La caída de Attila del cartel trastocó un poco los horarios de este domingo e hizo que todo empezara como una hora más tarde. Llegamos a ver a Tolminator Band, una banda creada del festival hermano Tolminator Fest en Eslovenia. Fueron la fiesta absoluta, terminando en un gran pogo gigante mientras sonaba una versión techno del legendario Dragostea Din Tei.

No nos movimos del tercer escenario para poder ser testigos de la bestialidad de Nasty. Los belgas salieron al escenario con la misma energía con la que otros ya pensaban en la ducha y el bus de vuelta. Un caos perfecto, controlado y disfrutón.

Polvo, calor y deathcore. Ese sería el resumen del bolo de Paleface Swiss a su paso por el Rockstadt. Los suizos son siempre sinónimo de devastación, y un gigantesco wall of death fue el ejemplo perfecto. Escuchamos temas de su último trabajo como Love Burns o River of Sorrows, pero también temas más old school como The Gallow.

Cuando ya no tienes nada que demostrar y eres una leyenda de esto, te puedes permitir hacer lo que te dé la gana. Eso hicieron Agnostic Front, liderados por un Stigma en plena forma y un Roger Miret que ya da para lo que da. Ofrecieron un directo a la altura: sin florituras, pero con actitud, que al fin y al cabo es lo que les pedimos a estos mitos. Cantar Gotta Go y Old New York son cosas que tienes que hacer una vez en la vida, y vaya si lo hicimos.

La melancolía se abrió paso entre ruido con Swallow the Sun. Los finlandeses saben lo que tienen que hacer y a su público le encanta. Oscuridad y sobriedad sobre las tablas.

La ruidera y el caos siempre son sinónimos de Dying Fetus. El trío estadounidense fue el culpable de que muchos asistentes salieran con moratones o algo más grave del festival, y es que los moshpits fueron notables y de una violencia bastante extrema.

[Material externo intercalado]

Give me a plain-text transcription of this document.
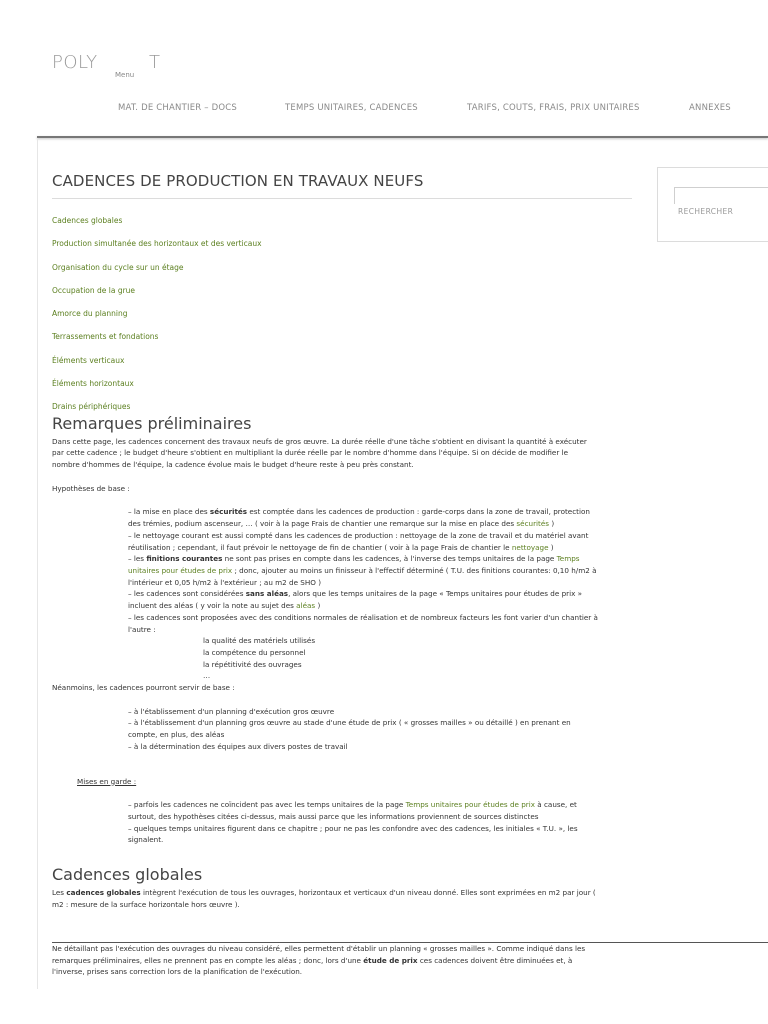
POLY	T
Menu
MAT. DE CHANTIER – DOCS	TEMPS UNITAIRES, CADENCES	TARIFS, COÛTS, FRAIS, PRIX UNITAIRES	ANNEXES
RECHERCHER
CADENCES DE PRODUCTION EN TRAVAUX NEUFS
Cadences globales
Production simultanée des horizontaux et des verticaux
Organisation du cycle sur un étage
Occupation de la grue
Amorce du planning
Terrassements et fondations
Éléments verticaux
Éléments horizontaux
Drains périphériques
Remarques préliminaires
Dans cette page, les cadences concernent des travaux neufs de gros œuvre. La durée réelle d'une tâche s'obtient en divisant la quantité à exécuter
par cette cadence ; le budget d'heure s'obtient en multipliant la durée réelle par le nombre d'homme dans l'équipe. Si on décide de modifier le
nombre d'hommes de l'équipe, la cadence évolue mais le budget d'heure reste à peu près constant.
Hypothèses de base :
– la mise en place des sécurités est comptée dans les cadences de production : garde-corps dans la zone de travail, protection
des trémies, podium ascenseur, … ( voir à la page Frais de chantier une remarque sur la mise en place des sécurités )
– le nettoyage courant est aussi compté dans les cadences de production : nettoyage de la zone de travail et du matériel avant
réutilisation ; cependant, il faut prévoir le nettoyage de fin de chantier ( voir à la page Frais de chantier le nettoyage )
– les finitions courantes ne sont pas prises en compte dans les cadences, à l'inverse des temps unitaires de la page Temps
unitaires pour études de prix ; donc, ajouter au moins un finisseur à l'effectif déterminé ( T.U. des finitions courantes: 0,10 h/m2 à
l'intérieur et 0,05 h/m2 à l'extérieur ; au m2 de SHO )
– les cadences sont considérées sans aléas, alors que les temps unitaires de la page « Temps unitaires pour études de prix »
incluent des aléas ( y voir la note au sujet des aléas )
– les cadences sont proposées avec des conditions normales de réalisation et de nombreux facteurs les font varier d'un chantier à
l'autre :
la qualité des matériels utilisés
la compétence du personnel
la répétitivité des ouvrages
…
Néanmoins, les cadences pourront servir de base :
– à l'établissement d'un planning d'exécution gros œuvre
– à l'établissement d'un planning gros œuvre au stade d'une étude de prix ( « grosses mailles » ou détaillé ) en prenant en
compte, en plus, des aléas
– à la détermination des équipes aux divers postes de travail
Mises en garde :
– parfois les cadences ne coïncident pas avec les temps unitaires de la page Temps unitaires pour études de prix à cause, et
surtout, des hypothèses citées ci-dessus, mais aussi parce que les informations proviennent de sources distinctes
– quelques temps unitaires figurent dans ce chapitre ; pour ne pas les confondre avec des cadences, les initiales « T.U. », les
signalent.
Cadences globales
Les cadences globales intègrent l'exécution de tous les ouvrages, horizontaux et verticaux d'un niveau donné. Elles sont exprimées en m2 par jour (
m2 : mesure de la surface horizontale hors œuvre ).
Ne détaillant pas l'exécution des ouvrages du niveau considéré, elles permettent d'établir un planning « grosses mailles ». Comme indiqué dans les
remarques préliminaires, elles ne prennent pas en compte les aléas ; donc, lors d'une étude de prix ces cadences doivent être diminuées et, à
l'inverse, prises sans correction lors de la planification de l'exécution.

Static-X, con su estética a lo cyberpunk y su metal industrial, puso en pie a todo el main stage, que ya estaba a rebosar. Puesta en escena, riffs pesados y algo de electrónica. No paramos de saltar a ritmo de Push It y I’m With Stupid, dejando claro que el legado de Static-X no se olvida tan fácilmente.

Hay dos tipos de personas en el mundo: los que afirman eso de “No Cavalera, no Sepultura” y los que simplemente olvidan el pasado y se dedican a disfrutar. Yo me inclino por ser de las segundas y es que vivir anclada en escuchar los tres primeros discos de una banda es tener la mente muy cerrada. Andreas Kisser y los suyos llevan siendo una de las bandas más importante de la escena desde los 80 y eso nada lo va a cambiar. También siguen siendo uno de los grupos que tienen el directo más contundente del mundo. Comenzar con Refuse/Resist es toda una declaración de intenciones, todo el mundo extasiado al ver que esto se acababa y tocaba disfrutar de más de una hora de clásicos y moshpits. Sepultura, leyendas vivas.

Resumir lo que ha sido un festival de cinco días es bastante complejo. Son muchas horas y pasas por muchos estados de ánimo. De la desesperación e impotencia de los primeros días a la fiesta y disfrute absoluto de los restantes. Sabor agridulce de un festival que este año ha pegado un boom histórico que quizás no se esperaban. El año que viene se muda a un recinto más grande, en Ghimbav, muy cerquita de Brașov. Esperemos que no pierda la esencia y caiga en las tentadoras garras de convertirse en un macrofestival.
Nos vemos del 27 al 31 de julio de 2026.